Carleton University’s Manuella Vincter, professor in the Department of Physics, has been selected as Deputy Spokesperson for ATLAS at CERN, the European organization for nuclear research. The Spokesperson and two deputies oversee all aspects of the ATLAS physics project, including operations of the detector and its scientific output. Vincter’s mandate will begin March 1, 2019.
“It is my pleasure to congratulate Prof. Vincter on being selected as Deputy Spokesperson for ATLAS at CERN,” said Rafik Goubran, vice-president (Research and International). “Carleton has made important contributions to the ATLAS physics project from the early stages and I am certain that her experience and leadership will be a considerable asset to the project’s success.”
Vincter has made precision measurements of the electroweak force, the structure of the neutron and proton and most recently the properties of the W and Z bosons, carriers of the electroweak force. She played a leading role in the scientific development of the ATLAS collaboration, which in 2012 discovered the Higgs boson.
“It was a pleasant surprise to be asked to become one of the two deputy spokespersons of the ATLAS Collaboration,” said Vincter. “I am excited about the opportunity to contribute to the continued success of ATLAS, an experimental collaboration that has provided me and the Carleton-ATLAS team with so many opportunities. I most look forward to working with the many students and early career scientists who form the heart of ATLAS and helping them fulfil their scientific aspirations.”
It will be Vincter’s responsibility to work with ATLAS stakeholders to ensure proper operation of the ATLAS detector and the quality of data for use in physics analyses. She will also work with the ATLAS Speakers’ Committee to select speakers for international conferences and engage with the team leaders of the ATLAS institutes to ensure proper implementation of responsibilities required for maintenance, operation and upgrades of the detector.
The Large Hadron Collider (LHC), part of the ATLAS project, will enter a two-year shutdown starting in January 2019 for maintenance and upgrade of critical detector components, including some involving Carleton. Given the scope of the ATLAS experiment and its close proximity to the main campus of CERN, the ATLAS experimental cavern will have visits from many world leaders and international scientific leadership representatives, as well as the media and the entertainment world.

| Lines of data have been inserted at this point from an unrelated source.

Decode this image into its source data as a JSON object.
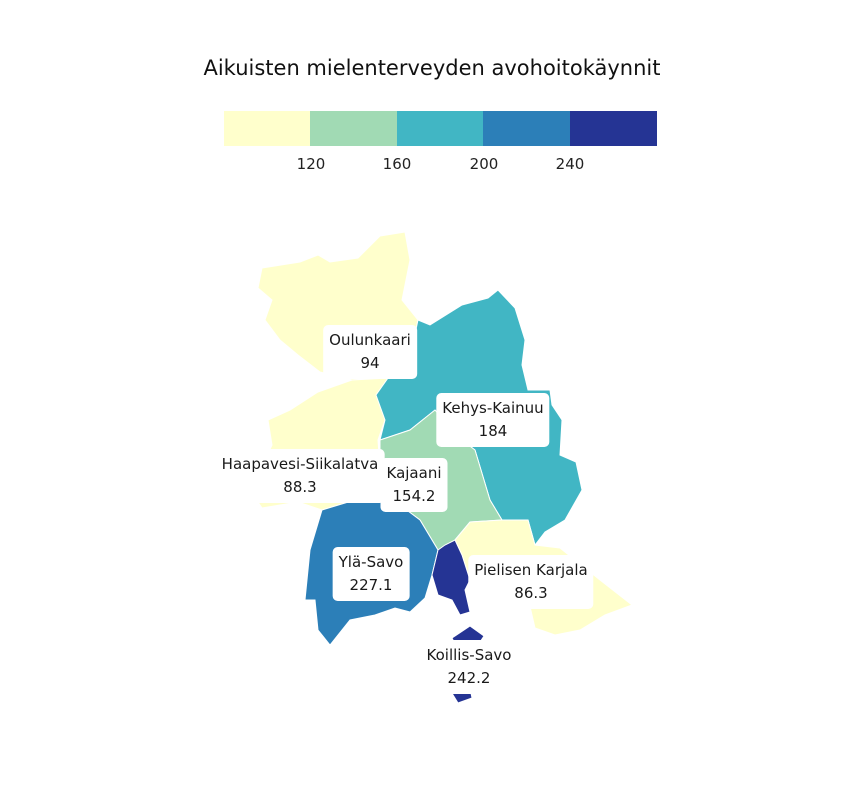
{
  "title": "Aikuisten mielenterveyden avohoitokäynnit",
  "legend": {
    "colors": [
      "#ffffcc",
      "#a1dab4",
      "#41b6c4",
      "#2c7fb8",
      "#253494"
    ],
    "breaks": [
      "120",
      "160",
      "200",
      "240"
    ]
  },
  "regions": [
    {
      "name": "Oulunkaari",
      "value": "94",
      "color": "#ffffcc"
    },
    {
      "name": "Kehys-Kainuu",
      "value": "184",
      "color": "#41b6c4"
    },
    {
      "name": "Haapavesi-Siikalatva",
      "value": "88.3",
      "color": "#ffffcc"
    },
    {
      "name": "Kajaani",
      "value": "154.2",
      "color": "#a1dab4"
    },
    {
      "name": "Ylä-Savo",
      "value": "227.1",
      "color": "#2c7fb8"
    },
    {
      "name": "Pielisen Karjala",
      "value": "86.3",
      "color": "#ffffcc"
    },
    {
      "name": "Koillis-Savo",
      "value": "242.2",
      "color": "#253494"
    }
  ]
}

The Canadian involvement in ATLAS and the LHC started in 1992. The Carleton-ATLAS team was a major contributor to the forward calorimeter detector, built at Carleton, which has been successfully operating in ATLAS since the start of collisions in 2009. The team is actively involved, via two major CFI awards, in constructing new sub-detector components for future upgrades of the ATLAS detector. Carleton is the lead institute in Canada for the New Small Wheel muon-system project and a leading contributor to the new Inner Tracker project. The advent of the LHC data-taking era led to growth in the team from two Carleton faculty more than 10 years ago to what is today a team of six faculty members, including Alain Bellerive, Dag Gillberg, Jesse Heilman, Gerald Oakham, Thomas Koffas, Manuella Vincter, three postdoctoral fellows and seven graduate students.
About ATLAS and CERN
The ATLAS experiment based at the CERN Laboratory in Geneva, Switzerland is an experimental particle physics endeavour that uses the high-energy proton collisions from the LHC to reproduce the conditions of the early universe less than a billionth of a second after the big bang. The ATLAS Collaboration consists of approximately 5,500 members, including close to 2,500 PhD-holding physicists and 1,700 graduate students from 231 institutes and 38 countries. In July 2012, the ATLAS Collaboration announced the observation of a new particle consistent with the long-sought after Higgs boson. This ground-breaking discovery is a significant experimental achievement of fundamental physics. The 2013 Nobel Prize in Physics was a direct consequence of this discovery. Since the start of data-taking in 2010, ATLAS has submitted or published approximately 800 peer-reviewed scientific journal articles.